War of the sexes is a commonly discussed theme of Chaucer's. "The war of the sexes is shown in such scenes of comic confrontation as that of the Knight and the Miller in the Miller's Prolouge..." (Life of Geoffrey Chaucer, 149). Other times the specific roles of women were discussed: "The husbands of the Miller's Tale...think they have their wives tamed and in cages" (Life of Geoffrey Chaucer, 129). "The Miller's Tale and [The Miller's] Prolouge are defenses of free speech and disavows of responsibility for the morality of the audiences" (Companion to Chaucer Studies, 175).
Many sources note Chaucer distancing himself from his readers: "His relative remoteness from this audience is registered in the absence of familiar banter. His admonitions to this audience have a tone of generality and seem to convey a certain unease about how his poetry might be received" (Social Chaucer, 69).

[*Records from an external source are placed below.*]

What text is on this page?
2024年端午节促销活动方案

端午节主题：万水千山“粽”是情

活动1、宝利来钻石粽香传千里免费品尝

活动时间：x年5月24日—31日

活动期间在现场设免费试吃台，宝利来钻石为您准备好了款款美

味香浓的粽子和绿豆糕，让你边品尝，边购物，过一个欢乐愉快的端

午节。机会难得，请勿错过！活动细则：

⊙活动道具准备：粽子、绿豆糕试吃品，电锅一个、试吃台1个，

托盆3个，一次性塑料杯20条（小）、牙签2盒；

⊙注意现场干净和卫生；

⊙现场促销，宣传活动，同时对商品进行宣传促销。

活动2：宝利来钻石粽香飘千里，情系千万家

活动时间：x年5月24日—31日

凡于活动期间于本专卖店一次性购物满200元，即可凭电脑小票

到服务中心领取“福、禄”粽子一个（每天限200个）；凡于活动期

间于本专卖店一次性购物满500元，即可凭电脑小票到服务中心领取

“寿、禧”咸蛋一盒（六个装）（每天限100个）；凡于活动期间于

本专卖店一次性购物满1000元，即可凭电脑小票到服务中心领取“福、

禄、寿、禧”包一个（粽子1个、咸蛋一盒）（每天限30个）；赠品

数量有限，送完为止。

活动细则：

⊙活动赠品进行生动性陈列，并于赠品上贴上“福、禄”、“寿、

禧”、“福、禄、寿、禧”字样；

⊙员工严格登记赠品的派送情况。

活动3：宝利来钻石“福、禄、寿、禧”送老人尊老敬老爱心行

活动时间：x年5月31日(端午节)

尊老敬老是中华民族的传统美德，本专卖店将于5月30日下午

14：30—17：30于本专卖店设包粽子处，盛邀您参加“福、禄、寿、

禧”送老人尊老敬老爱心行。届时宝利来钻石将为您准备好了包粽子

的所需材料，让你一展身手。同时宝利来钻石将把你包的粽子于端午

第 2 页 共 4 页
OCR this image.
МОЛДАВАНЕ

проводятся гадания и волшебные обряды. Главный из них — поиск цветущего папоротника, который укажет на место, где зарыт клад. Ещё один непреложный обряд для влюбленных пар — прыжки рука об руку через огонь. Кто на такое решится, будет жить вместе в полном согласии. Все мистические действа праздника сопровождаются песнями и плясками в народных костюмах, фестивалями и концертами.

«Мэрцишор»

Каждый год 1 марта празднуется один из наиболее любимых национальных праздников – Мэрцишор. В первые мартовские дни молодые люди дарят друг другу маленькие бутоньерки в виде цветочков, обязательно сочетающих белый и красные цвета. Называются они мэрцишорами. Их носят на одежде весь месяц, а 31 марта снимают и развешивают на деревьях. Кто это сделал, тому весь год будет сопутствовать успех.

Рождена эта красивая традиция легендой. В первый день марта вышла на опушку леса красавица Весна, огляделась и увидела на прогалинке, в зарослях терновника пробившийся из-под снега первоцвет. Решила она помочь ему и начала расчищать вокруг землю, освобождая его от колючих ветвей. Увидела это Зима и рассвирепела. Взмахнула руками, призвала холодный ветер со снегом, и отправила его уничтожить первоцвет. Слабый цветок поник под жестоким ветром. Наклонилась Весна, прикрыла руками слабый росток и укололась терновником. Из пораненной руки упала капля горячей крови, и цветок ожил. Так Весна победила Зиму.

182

Time is a key thought that is pondered by many critics of Chaucer. Some mention that different aspects of time are played on in various tales. "...the Miller's tale is relentlessly temporaral. One episode succeeds another in time, from Nicholas' and Alisoun's first compact to the Saturday when John the Carpenter leaves town and the would-be lovers hatch their plot to the Sunday when Nicholas informs Jogn of the impending flood to the Monday night denouement" (Social Chaucer, 134)

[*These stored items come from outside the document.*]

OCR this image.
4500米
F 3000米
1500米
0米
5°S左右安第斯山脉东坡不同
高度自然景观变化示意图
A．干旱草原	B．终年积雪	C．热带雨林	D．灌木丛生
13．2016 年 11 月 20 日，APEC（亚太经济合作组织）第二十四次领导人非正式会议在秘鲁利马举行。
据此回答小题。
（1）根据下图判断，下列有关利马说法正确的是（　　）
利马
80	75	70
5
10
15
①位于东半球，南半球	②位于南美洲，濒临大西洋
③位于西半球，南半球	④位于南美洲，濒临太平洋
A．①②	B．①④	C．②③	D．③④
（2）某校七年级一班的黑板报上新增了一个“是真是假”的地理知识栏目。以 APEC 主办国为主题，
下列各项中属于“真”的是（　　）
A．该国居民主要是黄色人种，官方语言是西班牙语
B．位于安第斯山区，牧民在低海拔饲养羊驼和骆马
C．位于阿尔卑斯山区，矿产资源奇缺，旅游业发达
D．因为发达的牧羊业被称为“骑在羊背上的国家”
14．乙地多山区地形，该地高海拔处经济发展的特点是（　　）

Concrete language is often discussed as well: "The [Miller's] Tale abounds in concrete details (tubs, axes, ladders) and definitive actions (hard embraces, kisses rightly and wrongly directed, stealthy ascents and preciptous descents)" (Social Chaucer, 135)
"One could argue that Chaucer chose a miller as his initial agent of disruption... (Chaucer and the Subject of History, 254) "There is an undercurrent of violence and deception, as often in a fabliaux..." (Social Chaucer, 49).

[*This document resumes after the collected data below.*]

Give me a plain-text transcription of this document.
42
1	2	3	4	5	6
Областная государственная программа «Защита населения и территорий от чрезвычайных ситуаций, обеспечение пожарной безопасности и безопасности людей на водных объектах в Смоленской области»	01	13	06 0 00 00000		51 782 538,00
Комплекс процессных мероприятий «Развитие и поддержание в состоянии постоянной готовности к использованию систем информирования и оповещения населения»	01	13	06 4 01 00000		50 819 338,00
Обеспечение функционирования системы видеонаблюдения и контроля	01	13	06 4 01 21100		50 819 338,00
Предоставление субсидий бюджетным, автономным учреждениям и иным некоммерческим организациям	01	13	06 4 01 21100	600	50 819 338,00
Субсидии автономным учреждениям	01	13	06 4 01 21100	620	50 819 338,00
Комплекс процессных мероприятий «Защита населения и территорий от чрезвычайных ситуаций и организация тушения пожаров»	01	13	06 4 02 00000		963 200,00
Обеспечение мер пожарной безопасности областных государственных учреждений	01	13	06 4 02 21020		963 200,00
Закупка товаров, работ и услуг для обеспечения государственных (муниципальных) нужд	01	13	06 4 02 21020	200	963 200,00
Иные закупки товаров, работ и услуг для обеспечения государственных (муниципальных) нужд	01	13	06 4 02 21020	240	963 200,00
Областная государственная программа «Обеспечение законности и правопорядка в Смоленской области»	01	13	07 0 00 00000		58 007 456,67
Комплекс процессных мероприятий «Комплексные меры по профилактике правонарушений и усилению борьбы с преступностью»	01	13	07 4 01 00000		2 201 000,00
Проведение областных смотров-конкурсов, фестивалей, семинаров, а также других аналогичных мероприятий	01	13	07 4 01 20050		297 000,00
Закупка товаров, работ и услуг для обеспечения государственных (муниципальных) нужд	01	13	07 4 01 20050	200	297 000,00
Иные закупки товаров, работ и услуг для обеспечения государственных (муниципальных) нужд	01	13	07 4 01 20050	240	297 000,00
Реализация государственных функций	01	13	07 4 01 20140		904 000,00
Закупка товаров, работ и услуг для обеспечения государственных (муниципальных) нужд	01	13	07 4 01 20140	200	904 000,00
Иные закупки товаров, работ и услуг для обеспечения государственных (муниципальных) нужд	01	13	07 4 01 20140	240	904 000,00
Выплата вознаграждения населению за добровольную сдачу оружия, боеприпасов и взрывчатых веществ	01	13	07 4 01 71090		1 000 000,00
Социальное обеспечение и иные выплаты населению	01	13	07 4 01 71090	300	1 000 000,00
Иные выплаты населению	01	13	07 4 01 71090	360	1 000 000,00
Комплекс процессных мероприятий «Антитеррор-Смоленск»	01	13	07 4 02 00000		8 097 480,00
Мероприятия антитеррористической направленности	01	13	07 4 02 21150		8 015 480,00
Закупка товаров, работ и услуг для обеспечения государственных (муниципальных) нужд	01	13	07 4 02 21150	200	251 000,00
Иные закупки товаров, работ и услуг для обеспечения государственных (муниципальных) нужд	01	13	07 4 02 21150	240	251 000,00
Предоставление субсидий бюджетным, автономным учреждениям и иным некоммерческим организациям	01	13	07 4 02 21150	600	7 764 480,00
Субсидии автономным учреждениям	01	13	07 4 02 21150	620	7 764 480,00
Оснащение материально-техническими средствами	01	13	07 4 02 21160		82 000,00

Policical correctness is not just a concept of today: "There is a specifically political appropriateness to the fact that the Miller's Tale is a narrative staging of the vitality and resourcefeulness of the natural world. In part, these values are embodied in Alison, whose vernal beauty serves to elicit the male desire that motivates the Tale" (Chaucer and the Subject of History, 259)
Order, natural and arranged, is displayed rather apparantly: "The tale everwhere displays an apparantly flawless orderliness: not only does the apparantly random aimlessness of the plot reveal itself to be ordered by exquisite logic, but the unthinkable hedonism of the action leads to judgements of an impeccable nature" (Chaucer and the Subject of History, 259)
Biblical allusions, social authority, and the ethic of love are other commonly discussed themes in The Miller's Tale. Many a literary critic has extensively thought and written about Chaucer's Canterbury Tales, specifically The Miller's Tale.







Chaucer and the Subject of History, Lee Patterson. New York, New York: The University of Wisconsin Press, 1991.
Companion to Chaucer Studies, Beryl Rowland. New York, New York: Oxford University Press, 1979.
The Life of Geoffrey Chaucer, Derek Pearsall. Cambridge, Massachusetts: Blackwell Publishers, 1992.
Social Chaucer, Paul Strohm. Cambridge, Massachusetts: First Harvard University Press, 1989.